Let $f,g$ be real functions. $c,d$ are constants. $x$ is a variable.
Condition: for any $c$ there exists a $d$ such that $g(f(x)+c)=g(f(x))+d$.
What is $g$ if and only if the condition hold?
For example $g$ can be an affine function.
Let $c$ be considered as a constant function. I think if we define $G[f+c](x)=g(f(x)+c)$, then $G$ is something like a linear functional, as $g(f(x)+c)=g(f(x))+g(c)$. However I am not sure if this is a necessary and sufficient condition.
If it is assumed that $f(x)$ is given and piecewise continuous, then we know it's image $I\subseteq\mathbb{R}$. We can also partition it's image in intervals $\{I_n|I=\cup_nI_n\}$ in which $f(x)$ is piecewise continuous and invertible. Then in each of those intervals we obtain
$$g(x+c)=g(x)+d(c)~~\forall c$$
per the condition of the question.

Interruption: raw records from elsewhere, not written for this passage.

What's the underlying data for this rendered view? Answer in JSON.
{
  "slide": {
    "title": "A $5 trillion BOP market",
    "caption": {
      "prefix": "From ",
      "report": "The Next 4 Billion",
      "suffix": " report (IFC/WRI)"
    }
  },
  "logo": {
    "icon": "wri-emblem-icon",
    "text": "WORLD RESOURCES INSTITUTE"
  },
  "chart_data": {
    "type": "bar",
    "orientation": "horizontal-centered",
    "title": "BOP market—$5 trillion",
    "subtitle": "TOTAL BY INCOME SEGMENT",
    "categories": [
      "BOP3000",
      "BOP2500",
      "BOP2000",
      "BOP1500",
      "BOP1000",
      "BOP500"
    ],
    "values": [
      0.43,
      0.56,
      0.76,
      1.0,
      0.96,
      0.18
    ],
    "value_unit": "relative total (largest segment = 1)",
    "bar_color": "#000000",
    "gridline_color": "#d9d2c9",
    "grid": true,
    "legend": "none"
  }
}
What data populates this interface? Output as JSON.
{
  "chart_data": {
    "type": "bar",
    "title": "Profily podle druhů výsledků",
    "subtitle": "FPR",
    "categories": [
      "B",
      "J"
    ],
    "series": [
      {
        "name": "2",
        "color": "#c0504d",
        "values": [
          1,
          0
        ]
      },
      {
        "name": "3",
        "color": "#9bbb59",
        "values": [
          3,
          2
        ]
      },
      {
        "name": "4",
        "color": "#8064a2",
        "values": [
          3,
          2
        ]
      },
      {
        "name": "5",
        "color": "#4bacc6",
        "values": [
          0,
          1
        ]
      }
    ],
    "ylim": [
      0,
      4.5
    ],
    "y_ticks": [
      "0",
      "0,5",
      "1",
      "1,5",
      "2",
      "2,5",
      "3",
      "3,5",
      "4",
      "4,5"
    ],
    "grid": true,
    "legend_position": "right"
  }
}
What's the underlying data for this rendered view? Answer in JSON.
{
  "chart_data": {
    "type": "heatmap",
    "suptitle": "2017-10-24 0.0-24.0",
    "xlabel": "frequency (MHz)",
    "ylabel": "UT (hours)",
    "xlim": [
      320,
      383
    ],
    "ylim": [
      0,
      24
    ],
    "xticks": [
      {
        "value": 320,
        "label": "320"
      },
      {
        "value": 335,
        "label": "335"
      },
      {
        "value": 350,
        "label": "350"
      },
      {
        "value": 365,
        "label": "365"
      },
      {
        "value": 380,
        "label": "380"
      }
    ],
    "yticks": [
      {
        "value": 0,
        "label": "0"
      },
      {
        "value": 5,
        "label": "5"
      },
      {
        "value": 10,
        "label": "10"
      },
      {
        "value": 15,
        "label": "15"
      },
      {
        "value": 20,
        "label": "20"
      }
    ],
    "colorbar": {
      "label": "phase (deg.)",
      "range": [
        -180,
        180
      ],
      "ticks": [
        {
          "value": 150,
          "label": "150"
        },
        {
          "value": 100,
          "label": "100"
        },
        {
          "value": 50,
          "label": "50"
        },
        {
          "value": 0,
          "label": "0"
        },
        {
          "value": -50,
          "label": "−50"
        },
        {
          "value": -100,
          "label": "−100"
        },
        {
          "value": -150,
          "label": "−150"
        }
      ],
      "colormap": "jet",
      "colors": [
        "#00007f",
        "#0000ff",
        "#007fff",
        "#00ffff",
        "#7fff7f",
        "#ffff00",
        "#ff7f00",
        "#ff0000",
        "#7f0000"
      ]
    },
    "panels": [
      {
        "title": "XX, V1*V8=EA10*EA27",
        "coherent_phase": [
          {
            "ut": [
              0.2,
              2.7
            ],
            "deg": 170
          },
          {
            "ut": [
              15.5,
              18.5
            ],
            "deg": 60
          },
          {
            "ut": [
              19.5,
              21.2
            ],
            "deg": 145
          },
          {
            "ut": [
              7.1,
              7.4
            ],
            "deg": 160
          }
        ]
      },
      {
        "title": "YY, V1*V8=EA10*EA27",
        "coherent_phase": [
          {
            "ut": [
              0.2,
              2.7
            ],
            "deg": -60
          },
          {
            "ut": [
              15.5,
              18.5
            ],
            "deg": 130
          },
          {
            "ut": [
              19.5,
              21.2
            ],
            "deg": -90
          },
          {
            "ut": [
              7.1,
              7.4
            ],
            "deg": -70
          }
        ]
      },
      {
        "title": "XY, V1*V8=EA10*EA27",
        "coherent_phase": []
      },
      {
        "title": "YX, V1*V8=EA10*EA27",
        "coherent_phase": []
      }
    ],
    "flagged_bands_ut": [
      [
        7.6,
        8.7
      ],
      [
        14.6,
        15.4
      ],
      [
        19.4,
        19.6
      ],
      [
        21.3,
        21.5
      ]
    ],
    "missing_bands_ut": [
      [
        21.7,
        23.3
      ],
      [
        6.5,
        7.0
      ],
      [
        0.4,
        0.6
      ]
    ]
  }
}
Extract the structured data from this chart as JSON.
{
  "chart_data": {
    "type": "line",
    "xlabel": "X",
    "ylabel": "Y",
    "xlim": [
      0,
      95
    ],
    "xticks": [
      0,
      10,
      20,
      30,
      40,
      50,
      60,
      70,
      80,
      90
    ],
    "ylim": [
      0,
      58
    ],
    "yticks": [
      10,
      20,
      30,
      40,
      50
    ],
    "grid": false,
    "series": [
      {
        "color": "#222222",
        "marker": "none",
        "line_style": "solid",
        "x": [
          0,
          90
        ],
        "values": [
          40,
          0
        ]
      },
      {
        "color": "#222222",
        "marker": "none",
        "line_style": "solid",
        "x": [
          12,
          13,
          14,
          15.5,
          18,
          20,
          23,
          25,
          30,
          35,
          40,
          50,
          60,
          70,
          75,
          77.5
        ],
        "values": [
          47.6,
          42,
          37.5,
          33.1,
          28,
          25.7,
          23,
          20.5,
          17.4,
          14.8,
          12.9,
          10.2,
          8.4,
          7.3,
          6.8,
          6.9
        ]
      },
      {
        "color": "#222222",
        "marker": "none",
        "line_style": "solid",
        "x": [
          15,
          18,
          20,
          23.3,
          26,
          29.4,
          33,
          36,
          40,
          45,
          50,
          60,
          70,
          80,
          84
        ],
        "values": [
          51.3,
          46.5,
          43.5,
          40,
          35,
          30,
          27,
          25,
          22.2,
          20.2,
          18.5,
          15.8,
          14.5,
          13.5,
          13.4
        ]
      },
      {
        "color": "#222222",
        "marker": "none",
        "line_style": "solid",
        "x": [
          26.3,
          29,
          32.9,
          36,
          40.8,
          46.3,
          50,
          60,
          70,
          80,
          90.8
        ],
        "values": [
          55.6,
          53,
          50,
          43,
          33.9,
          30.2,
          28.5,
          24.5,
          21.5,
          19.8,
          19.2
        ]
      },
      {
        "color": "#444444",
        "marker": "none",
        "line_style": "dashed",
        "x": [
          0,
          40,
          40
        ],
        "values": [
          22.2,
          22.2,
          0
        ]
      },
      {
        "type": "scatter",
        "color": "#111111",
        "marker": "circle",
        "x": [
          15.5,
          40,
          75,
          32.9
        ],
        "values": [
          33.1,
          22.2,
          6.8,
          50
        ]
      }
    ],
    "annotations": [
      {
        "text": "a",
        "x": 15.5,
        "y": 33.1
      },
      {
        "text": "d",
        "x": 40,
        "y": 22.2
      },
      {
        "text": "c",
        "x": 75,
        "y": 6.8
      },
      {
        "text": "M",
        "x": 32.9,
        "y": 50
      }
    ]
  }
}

If $d$ is assumed to be differentiable in the neighbourhood of the origin, the only solution possible to this equation is by taking a limit of both sides:
$$\lim_{c\to 0}\frac{g(x+c)-g(x)}{c}=\lim_{c\to 0}\frac{d(c)-d(0)}{c}$$
and thus we have $g'(x)=d'(0)\Rightarrow g(x)=d'(0)x+k(c)$, as the most general solution in any of the intervals. Plugging in to the original equation we obtain that actually $k(c)$ remains undetermined, but then we get the necessary condition that for $g$ to be non-zero in the interval, we need to set
$$d(c)=d'(0)c$$
and thus if non-trivial functions are to exist that satisfy this equation, $d$ can only be at most linear. Unfortunately, from the above construction one cannot really construct any more interesting solutions, by appending lines together on the image intervals on which $f$ is invertible, since we already assumed that $g$ is differentiable everywhere, which requires $g(x)=Ax+B, d(c)=Ac$ over it's whole range.